The study further explored non-parametric hybrid methods by combining machine learning and deep learning models with spectral transformations. Deep learning models, especially the Conv-Transformer architecture, outperformed traditional machine learning techniques and physically based inversions across the full simulated dataset. Training on the T100 subset further enhanced the Conv-Transformer’s accuracy, reducing RMSE to 0.247 g/m² and raising R² to 0.665. Ablation studies and cross-crop validations revealed that both the spectral similarity-based sample selection strategy and the modified Transformer architecture synergistically contributed to these performance gains.
Importantly, the framework demonstrated consistent improvements in LNC prediction accuracy and robustness across diverse crops, including maize, wheat, rice, and sorghum. This indicates the method’s ability to mitigate domain shift effectively, offering accurate nitrogen estimation even in data-scarce scenarios without requiring costly field calibrations. Given its reliance on leaf-scale bidirectional reflectance—more practical than integrating-sphere measurements—the approach is well suited for routine agricultural monitoring and facilitates technology transfer.

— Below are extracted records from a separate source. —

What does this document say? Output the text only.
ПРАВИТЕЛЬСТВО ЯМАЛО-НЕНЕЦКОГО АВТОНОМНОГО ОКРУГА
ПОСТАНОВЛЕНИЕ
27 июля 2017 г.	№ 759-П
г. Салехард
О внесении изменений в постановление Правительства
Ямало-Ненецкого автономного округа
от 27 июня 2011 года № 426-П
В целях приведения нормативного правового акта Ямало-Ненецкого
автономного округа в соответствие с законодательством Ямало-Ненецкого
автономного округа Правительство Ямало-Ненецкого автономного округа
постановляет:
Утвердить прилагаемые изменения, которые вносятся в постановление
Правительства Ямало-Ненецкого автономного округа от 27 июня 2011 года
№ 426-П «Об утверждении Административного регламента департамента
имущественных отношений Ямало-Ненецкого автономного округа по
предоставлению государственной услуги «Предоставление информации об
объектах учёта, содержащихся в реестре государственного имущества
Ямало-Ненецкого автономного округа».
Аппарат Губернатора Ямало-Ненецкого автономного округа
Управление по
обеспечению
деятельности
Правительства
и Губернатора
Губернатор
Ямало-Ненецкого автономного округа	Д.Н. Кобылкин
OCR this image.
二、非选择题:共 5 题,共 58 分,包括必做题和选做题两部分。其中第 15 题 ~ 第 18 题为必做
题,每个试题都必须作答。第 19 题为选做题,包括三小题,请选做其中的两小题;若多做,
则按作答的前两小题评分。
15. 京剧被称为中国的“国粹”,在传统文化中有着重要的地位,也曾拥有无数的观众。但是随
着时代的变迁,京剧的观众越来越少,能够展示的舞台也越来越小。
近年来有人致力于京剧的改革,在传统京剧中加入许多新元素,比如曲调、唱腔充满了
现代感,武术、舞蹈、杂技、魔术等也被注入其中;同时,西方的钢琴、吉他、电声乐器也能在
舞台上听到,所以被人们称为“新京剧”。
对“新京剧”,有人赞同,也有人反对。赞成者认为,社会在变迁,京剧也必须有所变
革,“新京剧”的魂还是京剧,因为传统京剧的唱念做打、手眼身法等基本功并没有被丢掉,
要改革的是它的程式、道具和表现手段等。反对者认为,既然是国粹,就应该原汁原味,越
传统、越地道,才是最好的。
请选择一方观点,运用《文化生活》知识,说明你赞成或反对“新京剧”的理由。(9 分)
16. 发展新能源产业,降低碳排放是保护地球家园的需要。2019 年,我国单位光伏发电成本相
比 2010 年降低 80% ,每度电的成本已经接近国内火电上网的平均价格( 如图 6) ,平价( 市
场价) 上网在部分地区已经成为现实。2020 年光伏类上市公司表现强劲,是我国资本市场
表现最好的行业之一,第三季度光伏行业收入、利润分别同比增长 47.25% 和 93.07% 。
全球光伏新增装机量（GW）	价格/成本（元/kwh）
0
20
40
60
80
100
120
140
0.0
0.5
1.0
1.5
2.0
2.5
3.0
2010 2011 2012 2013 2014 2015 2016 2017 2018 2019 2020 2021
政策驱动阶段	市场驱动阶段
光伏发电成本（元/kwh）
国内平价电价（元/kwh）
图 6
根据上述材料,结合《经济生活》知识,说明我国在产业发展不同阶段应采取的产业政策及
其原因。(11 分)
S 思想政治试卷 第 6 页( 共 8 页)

Overall, this integration of plant physics, deep learning, and hyperspectral data represents a significant advancement for precision agriculture. Timely and accurate nitrogen diagnostics can enable optimized fertilization strategies that enhance crop yields while minimizing environmental pollution. The study’s findings pave the way for scalable, cost-effective, and transferable nitrogen monitoring tools critical for sustainable agriculture.